Wednesday, January 09, 2013

Daddy-O Daylie

Holmes "Daddy-O" Daylie had long career and one minor black radio first. He was the first African-American hosting a regularly scheduled radio show on a Chicago network owned and operated radio station. It has a couple qualifiers, but it counts. His radio career ran for almost 40 years, that requires no qualification. In Chicago his name is mentioned right alongside Jack L. Cooper, Al Benson and Sam Evans. Daddy-O first got on air at WMAQ in 1956. He was doing a late-night slot airing jazz and jive talk. More here. As Dempsey Travis once said, Daylie "was to rhyme what Michael Jordan was to basketball or what Redd Foxx was to comedy."

He was a Chicago transplant,born in Covington, Tennessee. He moved to Chicago in 1938 to live with an older brother. the kid had talent, he could rhyme, play piano, and play some basketball.

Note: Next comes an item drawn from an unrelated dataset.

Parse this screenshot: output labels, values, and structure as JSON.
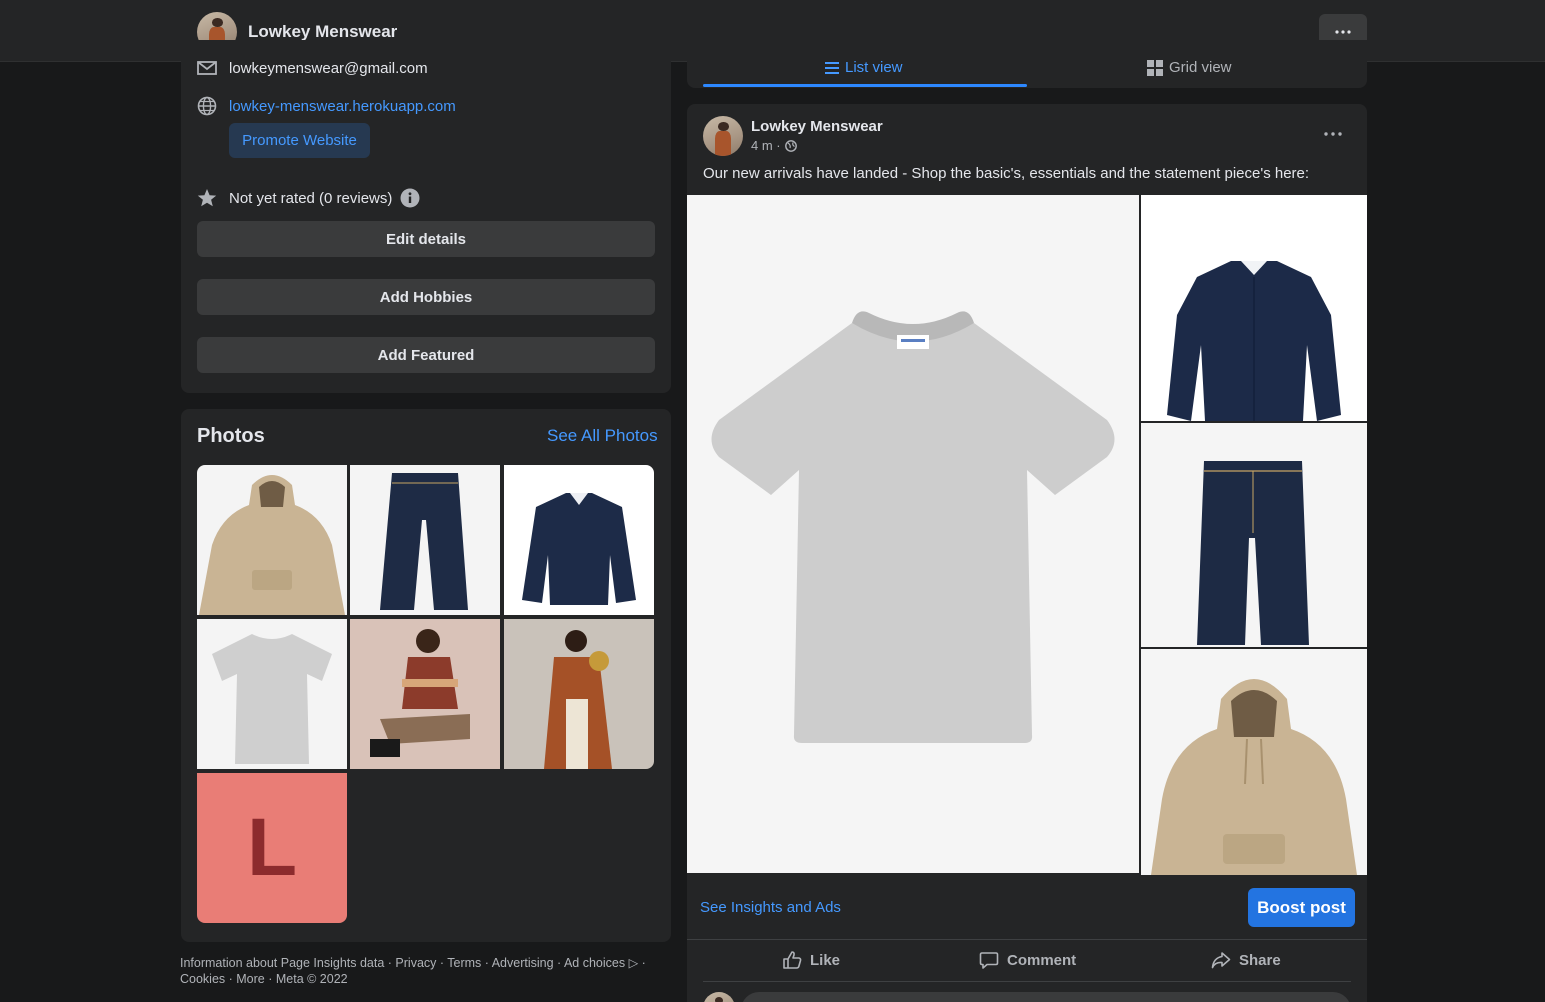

He was even a Harlem Globetrotter.  Daylie ended up being "discovered" by a WMAQ legend, Dave Garroway, a newsman and big jazz fan. Garroway met Daylie tending bar at the El Grotto Supper Club in the Pershing Hotel in 1947. (One source says it was the Du Sable Hotel) Garroway told him that he should move his rhyming behind the microphone. By 1948 he had a show on WAIT-AM. By 1955 he was on WGN. More here.

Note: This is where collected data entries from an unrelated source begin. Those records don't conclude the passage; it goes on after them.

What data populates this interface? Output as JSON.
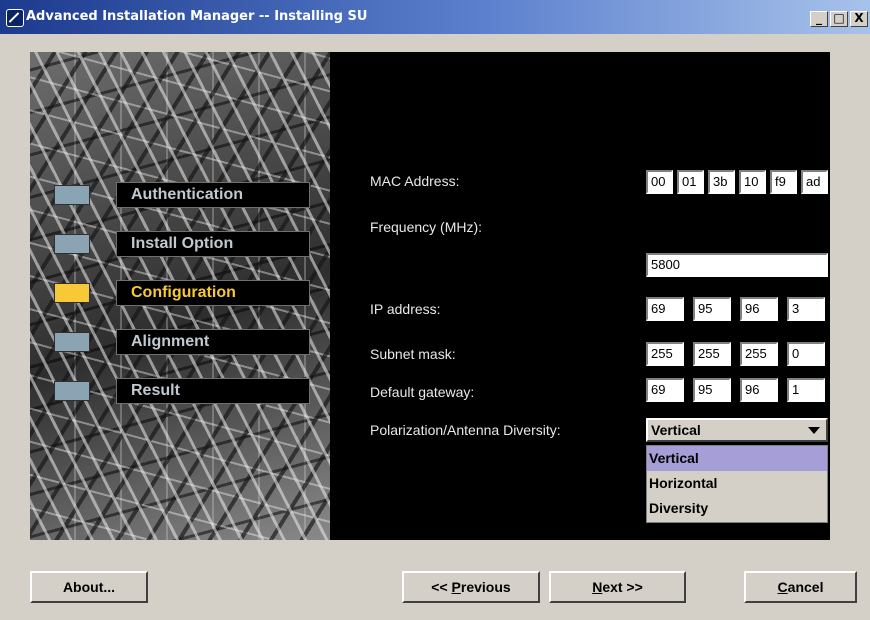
{
  "window": {
    "title": "Advanced Installation Manager -- Installing SU",
    "controls": {
      "minimize": "_",
      "maximize": "□",
      "close": "X"
    }
  },
  "steps": [
    {
      "label": "Authentication",
      "active": false
    },
    {
      "label": "Install Option",
      "active": false
    },
    {
      "label": "Configuration",
      "active": true
    },
    {
      "label": "Alignment",
      "active": false
    },
    {
      "label": "Result",
      "active": false
    }
  ],
  "form": {
    "mac_label": "MAC Address:",
    "mac": [
      "00",
      "01",
      "3b",
      "10",
      "f9",
      "ad"
    ],
    "frequency_label": "Frequency (MHz):",
    "frequency": "5800",
    "ip_label": "IP address:",
    "ip": [
      "69",
      "95",
      "96",
      "3"
    ],
    "subnet_label": "Subnet mask:",
    "subnet": [
      "255",
      "255",
      "255",
      "0"
    ],
    "gateway_label": "Default gateway:",
    "gateway": [
      "69",
      "95",
      "96",
      "1"
    ],
    "polarization_label": "Polarization/Antenna Diversity:",
    "polarization_selected": "Vertical",
    "polarization_options": [
      "Vertical",
      "Horizontal",
      "Diversity"
    ]
  },
  "buttons": {
    "about": "About...",
    "previous_prefix": "<< ",
    "previous_mnemonic": "P",
    "previous_rest": "revious",
    "next_mnemonic": "N",
    "next_rest": "ext >>",
    "cancel_mnemonic": "C",
    "cancel_rest": "ancel"
  },
  "colors": {
    "title_bar_start": "#1c3a8e",
    "active_step": "#f7c838",
    "inactive_step": "#8aa4b4",
    "selection": "#a69ed6"
  }
}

It wasn't long before he started booking shows and doing a little A&R. He got the Ramsey Lewis trio their big break with Argo Records in 1956. He also discovered Nina Simone, and Gloria Lynne. He was a huge proponent of bebop. In 1958 Cannonball Adderly penned an ode to Daylie  "One for Daddy-O". That was probably his peak. He went back to WAIT-AM and while there picked a fight with MGM in 1955 over the movie Black Board Jungle. The name Daddy-O is used in the movie, and Daylie had trademarked it in 1948. MGM used the name in a derogatory way and he sued them for Libel asking for $700,000. It didn't go anywhere.

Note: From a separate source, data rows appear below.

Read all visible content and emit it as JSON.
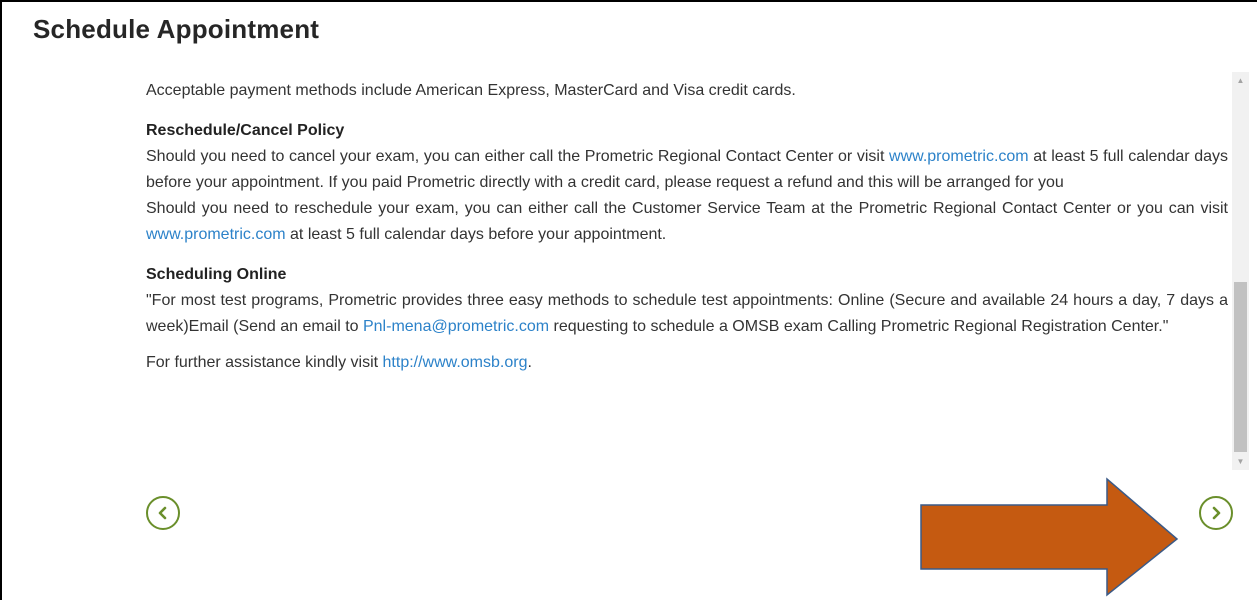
{
  "header": {
    "title": "Schedule Appointment"
  },
  "content": {
    "payment_text": "Acceptable payment methods include American Express, MasterCard and Visa credit cards.",
    "reschedule": {
      "heading": "Reschedule/Cancel Policy",
      "p1_before": "Should you need to cancel your exam, you can either call the Prometric Regional Contact Center or visit ",
      "p1_link": "www.prometric.com",
      "p1_after": " at least 5 full calendar days before your appointment. If you paid Prometric directly with a credit card, please request a refund and this will be arranged for you",
      "p2_before": "Should you need to reschedule your exam, you can either call the Customer Service Team at the Prometric Regional Contact Center or you can visit ",
      "p2_link": "www.prometric.com",
      "p2_after": " at least 5 full calendar days before your appointment."
    },
    "scheduling": {
      "heading": "Scheduling Online",
      "text_before": "\"For most test programs, Prometric provides three easy methods to schedule test appointments: Online (Secure and available 24 hours a day, 7 days a week)Email (Send an email to ",
      "email": "Pnl-mena@prometric.com",
      "text_after": " requesting to schedule a OMSB exam Calling Prometric Regional Registration Center.\""
    },
    "assistance": {
      "before": "For further assistance kindly visit ",
      "link": "http://www.omsb.org",
      "after": "."
    }
  },
  "navigation": {
    "prev_icon": "chevron-left-icon",
    "next_icon": "chevron-right-icon",
    "accent_color": "#6a8f2b"
  },
  "annotation": {
    "arrow_color": "#c55a11",
    "arrow_icon": "arrow-right-icon"
  }
}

In the 1960s he was on 950 WAAF-AM doing mornings 9:00 AM to noon. In 1967 they changed calls to WGRT. He was cancelled in 1971, then reinstated shortly thereafter. Chicago missed him. They trimmed him back from 2 hours to 30 minutes. They said he talked too much. It was the only jazz morning show left in Chicago. It was old school, and Daylie was old school. In the early 1980s he moved to WJPC-AM which w2s owned by the publisher of Ebony Magazine. They aired a lot of R&B and gospel. Daylie held onto that until about 1986. He died in 2003 at the age of 82.

1 comment:

  1. I remember Daddy-O Daylie from the early '80s on WXFM 105.9. I was a kid, but my dad listened to the station. I didn't pay much mind to the music, but I loved Daddy-O's rhymes, especially "Take I-55 to Joliet Road, and Joliet Road to Romeo Ford."